The fifth summit of the Americas in Trinidad next April has not yet received much attention. With the close contest between Barack Obama and Hillary Clinton, the nomination of the first African-American presidential candidate, the surprising appointment of Alaska Governor Sarah Palin as Republican vice-presidential candidate, and the current Wall Street financial crisis, we have had our hands full.
Yet, if properly handled, the summit, to be held for the first time in the Caribbean, presents the region with a great opportunity to share its challenges with 34 heads of state and government.
Throughout the Hemisphere, but mostly in South America, many countries have benefited from the commodity boom and the oil bonanza of the last four years.
Yet, as World Bank economist Augusto de la Torre remarked at the annual meeting of the Corporacion Andina de Fomento, held in Washington, DC, earlier this month, what about the Jamaicas of this world?
That is, those countries that have not profited from the commodity boom and are also affected by an economic slowdown? And what could they expect from an Obama administration?
Scheduled to be held three months after the inauguration of the new United States president, the summit is ideally timed ("timing isn't everything, it's the only thing") to launch his programme for the Caribbean and Latin America.

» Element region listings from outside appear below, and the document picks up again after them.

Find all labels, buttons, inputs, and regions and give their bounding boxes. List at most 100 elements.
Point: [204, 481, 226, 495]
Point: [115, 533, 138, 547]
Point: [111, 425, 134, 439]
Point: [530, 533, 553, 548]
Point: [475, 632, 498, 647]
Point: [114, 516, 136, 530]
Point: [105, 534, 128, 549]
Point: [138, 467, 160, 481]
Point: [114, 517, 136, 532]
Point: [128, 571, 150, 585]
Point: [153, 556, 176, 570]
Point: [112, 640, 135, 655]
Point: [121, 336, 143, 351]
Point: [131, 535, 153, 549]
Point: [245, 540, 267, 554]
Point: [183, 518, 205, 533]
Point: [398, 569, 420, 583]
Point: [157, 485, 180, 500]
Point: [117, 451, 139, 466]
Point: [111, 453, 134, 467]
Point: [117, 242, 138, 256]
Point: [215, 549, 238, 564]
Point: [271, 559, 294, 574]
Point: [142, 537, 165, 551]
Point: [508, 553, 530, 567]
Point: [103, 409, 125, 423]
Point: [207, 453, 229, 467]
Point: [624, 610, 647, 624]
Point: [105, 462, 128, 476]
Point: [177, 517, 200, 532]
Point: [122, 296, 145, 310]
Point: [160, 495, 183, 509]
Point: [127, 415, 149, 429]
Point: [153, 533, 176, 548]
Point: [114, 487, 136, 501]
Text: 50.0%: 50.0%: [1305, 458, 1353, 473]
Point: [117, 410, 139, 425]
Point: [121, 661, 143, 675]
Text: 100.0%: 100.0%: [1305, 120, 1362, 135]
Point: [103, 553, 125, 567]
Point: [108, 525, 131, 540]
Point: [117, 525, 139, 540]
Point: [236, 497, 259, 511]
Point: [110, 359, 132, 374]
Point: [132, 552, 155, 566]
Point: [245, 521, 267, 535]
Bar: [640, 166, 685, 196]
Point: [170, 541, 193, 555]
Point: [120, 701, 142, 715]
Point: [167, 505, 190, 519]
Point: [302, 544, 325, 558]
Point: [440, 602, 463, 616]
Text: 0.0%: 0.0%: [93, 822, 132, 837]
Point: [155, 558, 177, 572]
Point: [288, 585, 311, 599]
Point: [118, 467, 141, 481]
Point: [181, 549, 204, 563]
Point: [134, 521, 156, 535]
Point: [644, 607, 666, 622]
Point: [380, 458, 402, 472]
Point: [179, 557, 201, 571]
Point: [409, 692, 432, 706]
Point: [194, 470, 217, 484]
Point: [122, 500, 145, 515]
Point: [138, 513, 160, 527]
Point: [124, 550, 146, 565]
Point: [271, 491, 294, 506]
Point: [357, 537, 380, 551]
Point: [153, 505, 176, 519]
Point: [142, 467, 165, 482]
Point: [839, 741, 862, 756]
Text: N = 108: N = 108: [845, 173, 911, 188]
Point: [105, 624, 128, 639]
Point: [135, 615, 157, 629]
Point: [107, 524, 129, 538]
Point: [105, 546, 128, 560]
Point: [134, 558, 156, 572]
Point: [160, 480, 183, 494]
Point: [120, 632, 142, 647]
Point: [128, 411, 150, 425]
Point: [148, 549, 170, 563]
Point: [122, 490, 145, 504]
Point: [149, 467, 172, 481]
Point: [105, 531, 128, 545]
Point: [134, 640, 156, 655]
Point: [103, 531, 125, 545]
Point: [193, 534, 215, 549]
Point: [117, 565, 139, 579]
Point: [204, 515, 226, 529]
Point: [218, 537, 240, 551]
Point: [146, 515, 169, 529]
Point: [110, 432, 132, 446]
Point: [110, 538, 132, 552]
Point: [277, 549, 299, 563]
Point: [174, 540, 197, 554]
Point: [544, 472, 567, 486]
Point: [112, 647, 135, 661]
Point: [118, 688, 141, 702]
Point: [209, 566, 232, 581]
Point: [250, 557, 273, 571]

A President Obama, who has been described by Trinidadian Prime Minister Patrick Manning as "a breath of fresh air", would certainly receive quite a welcome in Port-of-Spain.
Some inkling of what such a programme would look like was given at Obama's speech last May in Miami, titled 'A New Partnership for the Americas'.
Key points include the reinstatement of the Special Envoy for the Americas, the strengthening of the State Department (incredible as this may sound, the Pentagon has more lawyers that the State Department has Foreign Service Officers) and the expansion of the Peace Corps. What would such a programme entail for the Caribbean?
Obama, apart from spending a long weekend on the US Virgin Islands this past summer, has not visited the region and has not been too specific about it. Yet, as Dan Restrepo, Obama's go-to man for Latin American issues, told me in response to a question at that meeting in DC, Obama is fully conscious of the Caribbean's condition as the US 'third border'.
In that sense, "the need to have a robust economy at home" would be the soundest base for any US policy towards the Caribbean, as that would ensure a steady flow of tourists and of remittances, two key sources of foreign exchange for the region. With the present US economic crisis, those words acquire a special significance.
Interestingly, on economic issues, Obama is by no means the flaming liberal he is often portrayed to be.
'Obamanomics', inspired by some of his colleagues at the University of Chicago where he has taught constitutional law, aims for a middle ground between government intervention in the economy, a la New Deal, and the laissez-faire, laissez-passer approach followed over the last eight years that has led us to the current mess. The basic notion here is to use enough regulation to avoid abuse by business of the consumer, but not that much that it stifles entrepreneurship and initiative.
Restrepo also mentioned the sensitive subject of Caribbean tax havens and the need to rein them in through a more transparent relationship with the US Treasury.
Obama has backed the Stop Tax Havens Abuse Act, legislation aimed at offshore financial centres. This stance is also linked to Obama's broader concern about the need to curtail outsourcing of jobs from the US.
This reflects an old pattern, well known in the Caribbean. Because of their special needs and circumstances, the West Indies, and also the larger islands, have had to find special niches (and special treatment) within the global economic system that will allow them to prosper and survive - be it Section 936 of the US Tax Code in Puerto Rico or the banana policy followed by the European Union towards the ACP.
With globalisation and liberalisation, however, these exceptions have come under fire and end up being scrapped, with the Caribbean being left holding the bag. Something similar may happen now with the OFCs.
On the other hand, the Obama campaign statement about debt relief for the most impoverished nations, including those of the Caribbean, would be a most welcome measure, especially for debt-stricken Jamaica.
Perhaps the most significant departure from current policy, however, would come in US policy towards Cuba. In that same Miami speech, delivered to the Cuban American National Foundation (a rite of passage for all presidential candidates), Senator Obama promised to change the failed policies that have been followed for 50 years.
For Cuban Americans, this would mean unrestricted rights to visit family in the island (these are now limited) and to send remittances. For Cuba itself, it would entail a diplomatic re-engagement and dialogue, one designed to look for ways to move forward in the economic and political opening in the island, using a gradual relaxation of the embargo as leverage.
Enormous hopes and aspirations have been placed on Obama's candidacy and his eventual presidency. He seems to be blessed not just by considerable talent, but also by destiny. Just as his candidacy was flagging (partly because of not appointing Hillary Clinton as his running mate), the Wall Street financial crisis has given him a new impetus.
He is up in the polls once again, and much will depend on the upcoming presidential debates.
Going forward, however, he must recover the élan and spirit of the first half of this year, when he captured the imagination of the American people and, indeed, the world.